Qual a razão para o inesperado aumento que pegou os usuários de ônibus com calça na mão? Pessoalmente não vejo nenhuma razão. Primeiro não houve renovação dos ônibus, todos estão carcomidos de ferrugem, caindo aos pedaços. A prova é que temos em Manaus a frota de ônibus mais velha do país. Segundo, em Belém, o preço da passagem custa R$ 1,80, em São Luiz, R$ 1,70, e em Fortaleza, uma cidade bem maior do que a nossa Manaus, o valor é R$ 1,80. Em que se justifica tal aumento?
Acontece que em Manaus, ao contrário das demais cidades citadas, aqui o ISS foi reduzido de 5% para 3%, a IMTT isentou as empresas de ônibus de várias taxas, sem falar que os donos de ônibus não pagam o ICMS sobre o diesel, um presente do então governador Eduardo Braga, mediante compromisso dos proprietários de ônibus de não aumentar as passagens.
Na maior cara de pau os donos de ônibus, com o apoio do Negão, o “prefeito do povo”, exigem aumento sem melhorar a qualidade dos serviços que prestam à sociedade a título de concessão de serviço público. Os ônibus são um amontoado de ferro-velho. Todos os dias, até as 10 horas da manhã, entre 20 a 30 ônibus podem ser encontrados no prego (quebrados) nas ruas da cidade. Uma vergonha, dizem uns; um vexame, falam outros que sabem do conluio entre o prefeito e os donos de ônibus.
Afirmando em seu pronunciamento, na manhã desta segunda-feira (19), que o prefeito Amazonino Mendes deve pedir desculpas à população pelo aumento da passagem de ônibus de R$2,10 para R$2,25, o vereador Mário Frota (PDT) lembrou que no dia do aumento muitos usuários foram humilhados nos transportes coletivos, pois não tinham conhecimento sobre a majoração do valor da tarifa. “Os jornais mostram pessoas sendo expulsas dos ônibus. O prefeito deveria pedir desculpas ao povo de Manaus”, disse. De acordo com o parlamentar, os usuários de ônibus, na grande maioria, votaram no prefeito Amazonino Mendes e receberam como presente um aumento na calada da noite, criando dificuldades para a população que não tem condições de pagar o valor que está sendo cobrado.
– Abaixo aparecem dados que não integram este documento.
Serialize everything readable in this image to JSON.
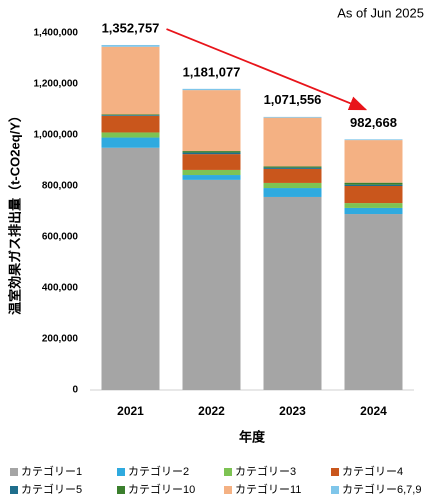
{
  "chart_data": {
    "type": "stacked_bar",
    "subtitle": "As of Jun 2025",
    "y_label": "温室効果ガス排出量（t-CO2eq/Y）",
    "x_label": "年度",
    "categories": [
      "2021",
      "2022",
      "2023",
      "2024"
    ],
    "ylim": [
      0,
      1400000
    ],
    "yticks": [
      0,
      {
        "value": 200000,
        "label": "200,000"
      },
      {
        "value": 400000,
        "label": "400,000"
      },
      {
        "value": 600000,
        "label": "600,000"
      },
      {
        "value": 800000,
        "label": "800,000"
      },
      {
        "value": 1000000,
        "label": "1,000,000"
      },
      {
        "value": 1200000,
        "label": "1,200,000"
      },
      {
        "value": 1400000,
        "label": "1,400,000"
      }
    ],
    "series": [
      {
        "name": "カテゴリー1",
        "color": "#a5a5a5",
        "values": [
          950000,
          824000,
          757000,
          690000
        ]
      },
      {
        "name": "カテゴリー2",
        "color": "#2faadf",
        "values": [
          40000,
          19000,
          35000,
          24000
        ]
      },
      {
        "name": "カテゴリー3",
        "color": "#7dc353",
        "values": [
          20000,
          20000,
          20000,
          19000
        ]
      },
      {
        "name": "カテゴリー4",
        "color": "#c9561c",
        "values": [
          65000,
          62000,
          55000,
          67000
        ]
      },
      {
        "name": "カテゴリー5",
        "color": "#1f6e8c",
        "values": [
          3000,
          6000,
          5000,
          5000
        ]
      },
      {
        "name": "カテゴリー10",
        "color": "#3b7f2d",
        "values": [
          3000,
          6000,
          5000,
          8000
        ]
      },
      {
        "name": "カテゴリー11",
        "color": "#f4b183",
        "values": [
          265000,
          239000,
          191000,
          167000
        ]
      },
      {
        "name": "カテゴリー6,7,9",
        "color": "#7fc6ea",
        "values": [
          7000,
          5000,
          3000,
          3000
        ]
      }
    ],
    "totals": {
      "values": [
        1352757,
        1181077,
        1071556,
        982668
      ],
      "value_labels": [
        "1,352,757",
        "1,181,077",
        "1,071,556",
        "982,668"
      ]
    }
  }
}
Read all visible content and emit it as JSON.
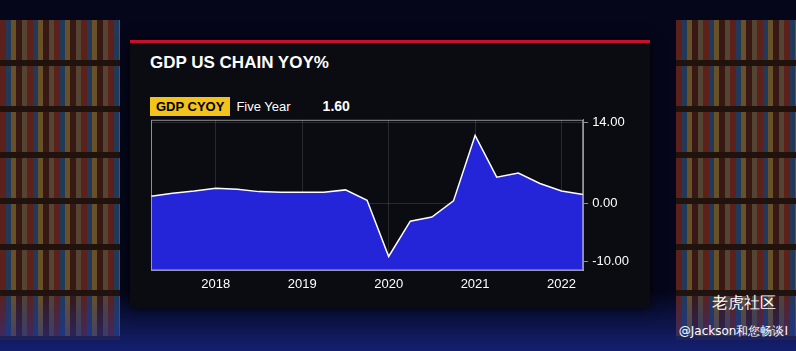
{
  "chart_data": {
    "type": "line",
    "title": "GDP US CHAIN YOY%",
    "categories": [
      null,
      null,
      null,
      "2018",
      null,
      null,
      null,
      "2019",
      null,
      null,
      null,
      "2020",
      null,
      null,
      null,
      "2021",
      null,
      null,
      null,
      "2022",
      null
    ],
    "series": [
      {
        "name": "GDP CYOY",
        "color": "#2424d8",
        "values": [
          1.3,
          1.8,
          2.2,
          2.7,
          2.5,
          2.1,
          2.0,
          2.0,
          2.0,
          2.4,
          0.6,
          -9.1,
          -3.0,
          -2.3,
          0.5,
          11.8,
          4.6,
          5.3,
          3.5,
          2.2,
          1.6
        ]
      }
    ],
    "ylim": [
      -11.5,
      14.5
    ],
    "yticks": [
      {
        "value": -10,
        "label": "-10.00"
      },
      {
        "value": 0,
        "label": "0.00"
      },
      {
        "value": 14,
        "label": "14.00"
      }
    ],
    "grid": true,
    "legend": "top-left"
  },
  "header": {
    "period": "Five Year",
    "last_value": {
      "value": 1.6,
      "label": "1.60"
    }
  },
  "watermark": [
    "老虎社区",
    "@Jackson和您畅谈I"
  ]
}
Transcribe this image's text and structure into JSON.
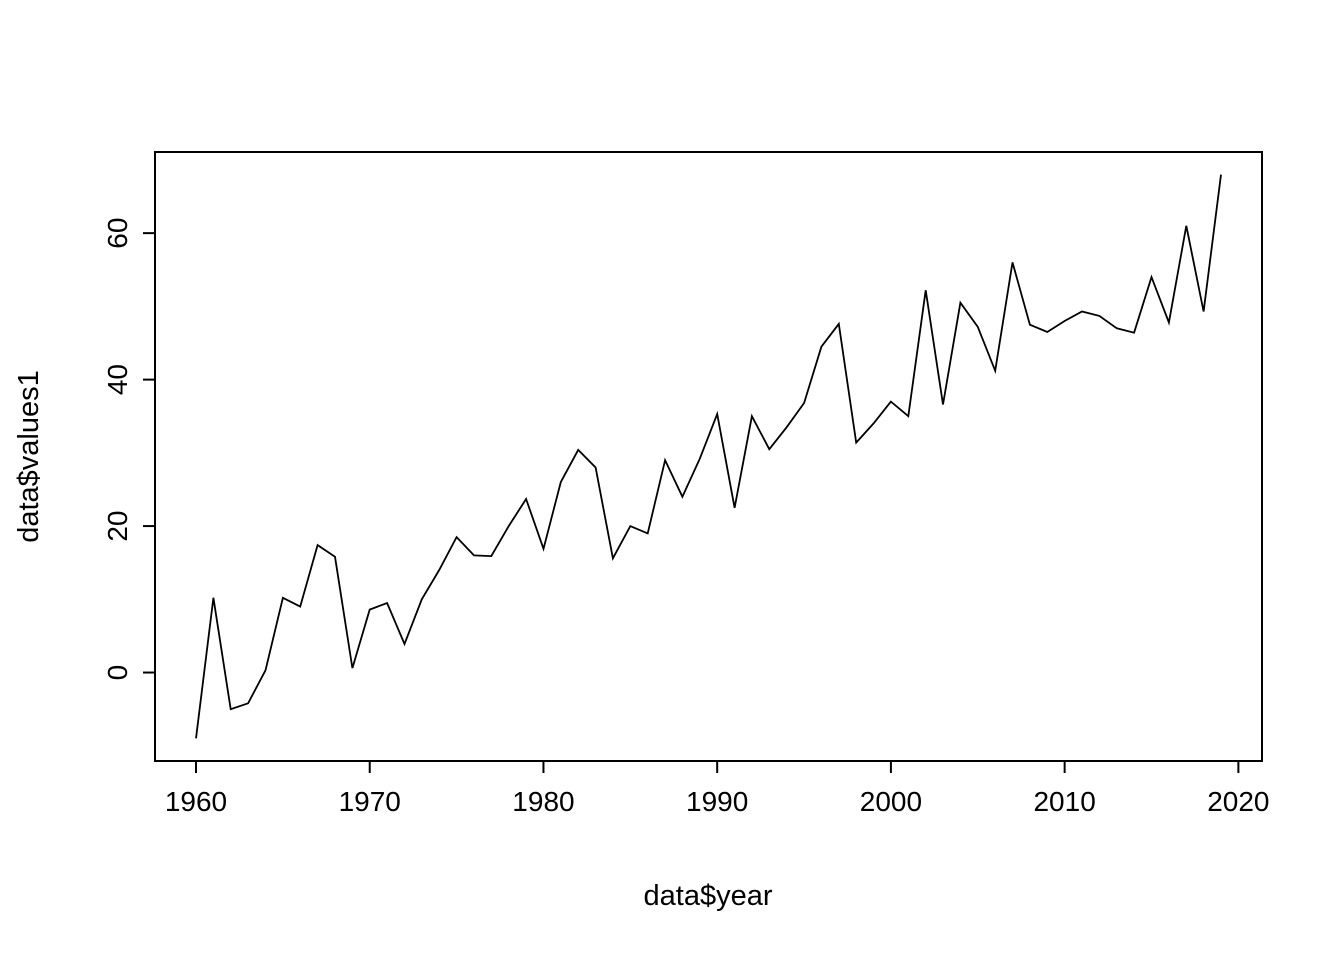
{
  "chart_data": {
    "type": "line",
    "title": "",
    "xlabel": "data$year",
    "ylabel": "data$values1",
    "x": [
      1960,
      1961,
      1962,
      1963,
      1964,
      1965,
      1966,
      1967,
      1968,
      1969,
      1970,
      1971,
      1972,
      1973,
      1974,
      1975,
      1976,
      1977,
      1978,
      1979,
      1980,
      1981,
      1982,
      1983,
      1984,
      1985,
      1986,
      1987,
      1988,
      1989,
      1990,
      1991,
      1992,
      1993,
      1994,
      1995,
      1996,
      1997,
      1998,
      1999,
      2000,
      2001,
      2002,
      2003,
      2004,
      2005,
      2006,
      2007,
      2008,
      2009,
      2010,
      2011,
      2012,
      2013,
      2014,
      2015,
      2016,
      2017,
      2018,
      2019
    ],
    "series": [
      {
        "name": "data$values1",
        "values": [
          -9,
          10.2,
          -5,
          -4.2,
          0.3,
          10.2,
          9,
          17.4,
          15.8,
          0.6,
          8.6,
          9.5,
          3.9,
          10,
          14,
          18.5,
          16,
          15.9,
          20,
          23.7,
          16.9,
          26,
          30.4,
          28,
          15.6,
          20,
          19,
          29,
          24,
          29.2,
          35.3,
          22.5,
          35,
          30.5,
          33.5,
          36.8,
          44.5,
          47.6,
          31.4,
          34,
          37,
          35,
          52.2,
          36.6,
          50.5,
          47.2,
          41.2,
          56,
          47.5,
          46.5,
          48,
          49.3,
          48.7,
          47,
          46.4,
          54,
          47.8,
          61,
          49.3,
          68
        ]
      }
    ],
    "xlim": [
      1960,
      2019
    ],
    "ylim": [
      -9,
      68
    ],
    "xticks": [
      1960,
      1970,
      1980,
      1990,
      2000,
      2010,
      2020
    ],
    "yticks": [
      0,
      20,
      40,
      60
    ],
    "grid": "off",
    "legend": "none",
    "line_color": "#000000",
    "box_color": "#000000"
  }
}
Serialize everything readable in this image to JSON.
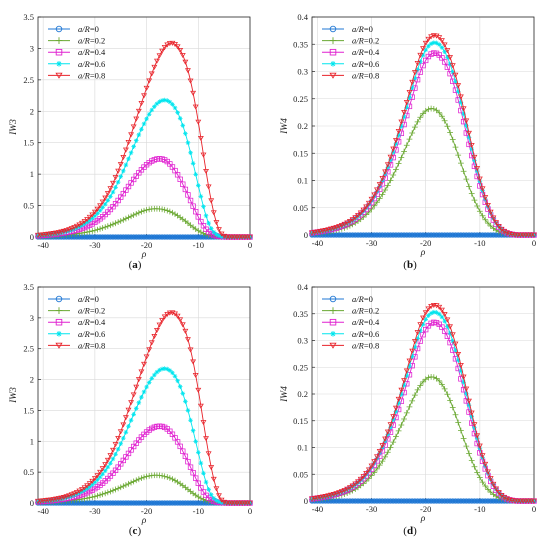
{
  "figure": {
    "panels": [
      {
        "id": "a",
        "caption": "(a)",
        "caption_letter": "a"
      },
      {
        "id": "b",
        "caption": "(b)",
        "caption_letter": "b"
      },
      {
        "id": "c",
        "caption": "(c)",
        "caption_letter": "c"
      },
      {
        "id": "d",
        "caption": "(d)",
        "caption_letter": "d"
      }
    ]
  },
  "colors": {
    "aR0": "#1f77d4",
    "aR02": "#6aa832",
    "aR04": "#e020d0",
    "aR06": "#00e5ee",
    "aR08": "#e8232a",
    "grid": "#d9d9d9",
    "axis": "#262626"
  },
  "chart_data": [
    {
      "panel": "a",
      "type": "line",
      "xlabel": "ρ",
      "ylabel": "IW3",
      "xlim": [
        -41,
        0
      ],
      "ylim": [
        0,
        3.5
      ],
      "xticks": [
        -40,
        -30,
        -20,
        -10,
        0
      ],
      "yticks": [
        0,
        0.5,
        1,
        1.5,
        2,
        2.5,
        3,
        3.5
      ],
      "xtick_labels": [
        "-40",
        "-30",
        "-20",
        "-10",
        "0"
      ],
      "ytick_labels": [
        "0",
        "0.5",
        "1",
        "1.5",
        "2",
        "2.5",
        "3",
        "3.5"
      ],
      "grid": true,
      "legend_position": "top-left",
      "x": [
        -41,
        -38,
        -35,
        -32,
        -29,
        -26,
        -23,
        -20,
        -18,
        -16,
        -14,
        -12,
        -10,
        -8,
        -6,
        -4,
        -2,
        0
      ],
      "series": [
        {
          "name": "a/R=0",
          "name_italic": "a/R",
          "name_rest": "=0",
          "marker": "circle",
          "color_key": "aR0",
          "values": [
            0,
            0,
            0,
            0,
            0,
            0,
            0,
            0,
            0,
            0,
            0,
            0,
            0,
            0,
            0,
            0,
            0,
            0
          ]
        },
        {
          "name": "a/R=0.2",
          "name_italic": "a/R",
          "name_rest": "=0.2",
          "marker": "plus",
          "color_key": "aR02",
          "values": [
            0.01,
            0.02,
            0.04,
            0.07,
            0.13,
            0.22,
            0.33,
            0.43,
            0.45,
            0.42,
            0.34,
            0.22,
            0.1,
            0.03,
            0.005,
            0,
            0,
            0
          ]
        },
        {
          "name": "a/R=0.4",
          "name_italic": "a/R",
          "name_rest": "=0.4",
          "marker": "square",
          "color_key": "aR04",
          "values": [
            0.02,
            0.04,
            0.08,
            0.15,
            0.29,
            0.53,
            0.86,
            1.15,
            1.24,
            1.2,
            0.99,
            0.67,
            0.32,
            0.08,
            0.01,
            0,
            0,
            0
          ]
        },
        {
          "name": "a/R=0.6",
          "name_italic": "a/R",
          "name_rest": "=0.6",
          "marker": "star",
          "color_key": "aR06",
          "values": [
            0.03,
            0.05,
            0.1,
            0.21,
            0.42,
            0.79,
            1.34,
            1.88,
            2.12,
            2.17,
            1.98,
            1.5,
            0.82,
            0.22,
            0.02,
            0,
            0,
            0
          ]
        },
        {
          "name": "a/R=0.8",
          "name_italic": "a/R",
          "name_rest": "=0.8",
          "marker": "triangle-down",
          "color_key": "aR08",
          "values": [
            0.03,
            0.06,
            0.12,
            0.25,
            0.5,
            0.95,
            1.63,
            2.37,
            2.8,
            3.06,
            3.03,
            2.65,
            1.83,
            0.8,
            0.12,
            0,
            0,
            0
          ]
        }
      ]
    },
    {
      "panel": "b",
      "type": "line",
      "xlabel": "ρ",
      "ylabel": "IW4",
      "xlim": [
        -41,
        0
      ],
      "ylim": [
        0,
        0.4
      ],
      "xticks": [
        -40,
        -30,
        -20,
        -10,
        0
      ],
      "yticks": [
        0,
        0.05,
        0.1,
        0.15,
        0.2,
        0.25,
        0.3,
        0.35,
        0.4
      ],
      "xtick_labels": [
        "-40",
        "-30",
        "-20",
        "-10",
        "0"
      ],
      "ytick_labels": [
        "0",
        "0.05",
        "0.1",
        "0.15",
        "0.2",
        "0.25",
        "0.3",
        "0.35",
        "0.4"
      ],
      "grid": true,
      "legend_position": "top-left",
      "x": [
        -41,
        -38,
        -35,
        -32,
        -29,
        -26,
        -23,
        -21,
        -19,
        -17,
        -15,
        -13,
        -11,
        -9,
        -7,
        -5,
        -3,
        0
      ],
      "series": [
        {
          "name": "a/R=0",
          "name_italic": "a/R",
          "name_rest": "=0",
          "marker": "circle",
          "color_key": "aR0",
          "values": [
            0,
            0,
            0,
            0,
            0,
            0,
            0,
            0,
            0,
            0,
            0,
            0,
            0,
            0,
            0,
            0,
            0,
            0
          ]
        },
        {
          "name": "a/R=0.2",
          "name_italic": "a/R",
          "name_rest": "=0.2",
          "marker": "plus",
          "color_key": "aR02",
          "values": [
            0.003,
            0.006,
            0.013,
            0.029,
            0.06,
            0.11,
            0.176,
            0.216,
            0.232,
            0.218,
            0.175,
            0.117,
            0.064,
            0.028,
            0.009,
            0.002,
            0,
            0
          ]
        },
        {
          "name": "a/R=0.4",
          "name_italic": "a/R",
          "name_rest": "=0.4",
          "marker": "square",
          "color_key": "aR04",
          "values": [
            0.004,
            0.009,
            0.018,
            0.037,
            0.075,
            0.142,
            0.236,
            0.299,
            0.332,
            0.325,
            0.282,
            0.208,
            0.126,
            0.06,
            0.02,
            0.004,
            0,
            0
          ]
        },
        {
          "name": "a/R=0.6",
          "name_italic": "a/R",
          "name_rest": "=0.6",
          "marker": "star",
          "color_key": "aR06",
          "values": [
            0.004,
            0.009,
            0.019,
            0.039,
            0.08,
            0.152,
            0.252,
            0.318,
            0.351,
            0.344,
            0.299,
            0.222,
            0.137,
            0.066,
            0.022,
            0.004,
            0,
            0
          ]
        },
        {
          "name": "a/R=0.8",
          "name_italic": "a/R",
          "name_rest": "=0.8",
          "marker": "triangle-down",
          "color_key": "aR08",
          "values": [
            0.004,
            0.01,
            0.02,
            0.041,
            0.083,
            0.158,
            0.262,
            0.33,
            0.364,
            0.357,
            0.311,
            0.232,
            0.143,
            0.069,
            0.023,
            0.004,
            0,
            0
          ]
        }
      ]
    },
    {
      "panel": "c",
      "type": "line",
      "xlabel": "ρ",
      "ylabel": "IW3",
      "xlim": [
        -41,
        0
      ],
      "ylim": [
        0,
        3.5
      ],
      "xticks": [
        -40,
        -30,
        -20,
        -10,
        0
      ],
      "yticks": [
        0,
        0.5,
        1,
        1.5,
        2,
        2.5,
        3,
        3.5
      ],
      "xtick_labels": [
        "-40",
        "-30",
        "-20",
        "-10",
        "0"
      ],
      "ytick_labels": [
        "0",
        "0.5",
        "1",
        "1.5",
        "2",
        "2.5",
        "3",
        "3.5"
      ],
      "grid": true,
      "legend_position": "top-left",
      "x": [
        -41,
        -38,
        -35,
        -32,
        -29,
        -26,
        -23,
        -20,
        -18,
        -16,
        -14,
        -12,
        -10,
        -8,
        -6,
        -4,
        -2,
        0
      ],
      "series": [
        {
          "name": "a/R=0",
          "name_italic": "a/R",
          "name_rest": "=0",
          "marker": "circle",
          "color_key": "aR0",
          "values": [
            0,
            0,
            0,
            0,
            0,
            0,
            0,
            0,
            0,
            0,
            0,
            0,
            0,
            0,
            0,
            0,
            0,
            0
          ]
        },
        {
          "name": "a/R=0.2",
          "name_italic": "a/R",
          "name_rest": "=0.2",
          "marker": "plus",
          "color_key": "aR02",
          "values": [
            0.01,
            0.02,
            0.04,
            0.07,
            0.13,
            0.22,
            0.33,
            0.43,
            0.45,
            0.42,
            0.34,
            0.22,
            0.1,
            0.03,
            0.005,
            0,
            0,
            0
          ]
        },
        {
          "name": "a/R=0.4",
          "name_italic": "a/R",
          "name_rest": "=0.4",
          "marker": "square",
          "color_key": "aR04",
          "values": [
            0.02,
            0.04,
            0.08,
            0.15,
            0.29,
            0.53,
            0.86,
            1.15,
            1.24,
            1.2,
            0.99,
            0.67,
            0.32,
            0.08,
            0.01,
            0,
            0,
            0
          ]
        },
        {
          "name": "a/R=0.6",
          "name_italic": "a/R",
          "name_rest": "=0.6",
          "marker": "star",
          "color_key": "aR06",
          "values": [
            0.03,
            0.05,
            0.1,
            0.21,
            0.42,
            0.79,
            1.34,
            1.88,
            2.12,
            2.17,
            1.98,
            1.5,
            0.82,
            0.22,
            0.02,
            0,
            0,
            0
          ]
        },
        {
          "name": "a/R=0.8",
          "name_italic": "a/R",
          "name_rest": "=0.8",
          "marker": "triangle-down",
          "color_key": "aR08",
          "values": [
            0.03,
            0.06,
            0.12,
            0.25,
            0.5,
            0.95,
            1.63,
            2.37,
            2.8,
            3.06,
            3.03,
            2.65,
            1.83,
            0.8,
            0.12,
            0,
            0,
            0
          ]
        }
      ]
    },
    {
      "panel": "d",
      "type": "line",
      "xlabel": "ρ",
      "ylabel": "IW4",
      "xlim": [
        -41,
        0
      ],
      "ylim": [
        0,
        0.4
      ],
      "xticks": [
        -40,
        -30,
        -20,
        -10,
        0
      ],
      "yticks": [
        0,
        0.05,
        0.1,
        0.15,
        0.2,
        0.25,
        0.3,
        0.35,
        0.4
      ],
      "xtick_labels": [
        "-40",
        "-30",
        "-20",
        "-10",
        "0"
      ],
      "ytick_labels": [
        "0",
        "0.05",
        "0.1",
        "0.15",
        "0.2",
        "0.25",
        "0.3",
        "0.35",
        "0.4"
      ],
      "grid": true,
      "legend_position": "top-left",
      "x": [
        -41,
        -38,
        -35,
        -32,
        -29,
        -26,
        -23,
        -21,
        -19,
        -17,
        -15,
        -13,
        -11,
        -9,
        -7,
        -5,
        -3,
        0
      ],
      "series": [
        {
          "name": "a/R=0",
          "name_italic": "a/R",
          "name_rest": "=0",
          "marker": "circle",
          "color_key": "aR0",
          "values": [
            0,
            0,
            0,
            0,
            0,
            0,
            0,
            0,
            0,
            0,
            0,
            0,
            0,
            0,
            0,
            0,
            0,
            0
          ]
        },
        {
          "name": "a/R=0.2",
          "name_italic": "a/R",
          "name_rest": "=0.2",
          "marker": "plus",
          "color_key": "aR02",
          "values": [
            0.003,
            0.006,
            0.013,
            0.029,
            0.06,
            0.11,
            0.176,
            0.216,
            0.232,
            0.218,
            0.175,
            0.117,
            0.064,
            0.028,
            0.009,
            0.002,
            0,
            0
          ]
        },
        {
          "name": "a/R=0.4",
          "name_italic": "a/R",
          "name_rest": "=0.4",
          "marker": "square",
          "color_key": "aR04",
          "values": [
            0.004,
            0.009,
            0.018,
            0.037,
            0.075,
            0.142,
            0.236,
            0.299,
            0.332,
            0.325,
            0.282,
            0.208,
            0.126,
            0.06,
            0.02,
            0.004,
            0,
            0
          ]
        },
        {
          "name": "a/R=0.6",
          "name_italic": "a/R",
          "name_rest": "=0.6",
          "marker": "star",
          "color_key": "aR06",
          "values": [
            0.004,
            0.009,
            0.019,
            0.039,
            0.08,
            0.152,
            0.252,
            0.318,
            0.351,
            0.344,
            0.299,
            0.222,
            0.137,
            0.066,
            0.022,
            0.004,
            0,
            0
          ]
        },
        {
          "name": "a/R=0.8",
          "name_italic": "a/R",
          "name_rest": "=0.8",
          "marker": "triangle-down",
          "color_key": "aR08",
          "values": [
            0.004,
            0.01,
            0.02,
            0.041,
            0.083,
            0.158,
            0.262,
            0.33,
            0.364,
            0.357,
            0.311,
            0.232,
            0.143,
            0.069,
            0.023,
            0.004,
            0,
            0
          ]
        }
      ]
    }
  ]
}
A ZONA FRANCA DE MANAUS É DOS AMAZONENSES OU DOS PAULISTAS? POR QUE PRODUTOS AQUI INDUSTRIALIZADOS SÃO MAIS CAROS DO QUE OS COMERCIALIZADOS EM OUTROS ESTADOS? Em viagem recente aos Estados Unidos percebi o absurdo que é a diferença de preços de aparelhos eletrônicos nas lojas de Miami e o que é produzido aqui e vendido nas lojas da nossa Zona Franca.
Lá uma televisão LCD, de 36 polegadas, pode ser comprada por 260 dólares, ou R$ 460,00, enquanto aqui, a mais barata custa entre R$ 1.800 a R$ 2.200.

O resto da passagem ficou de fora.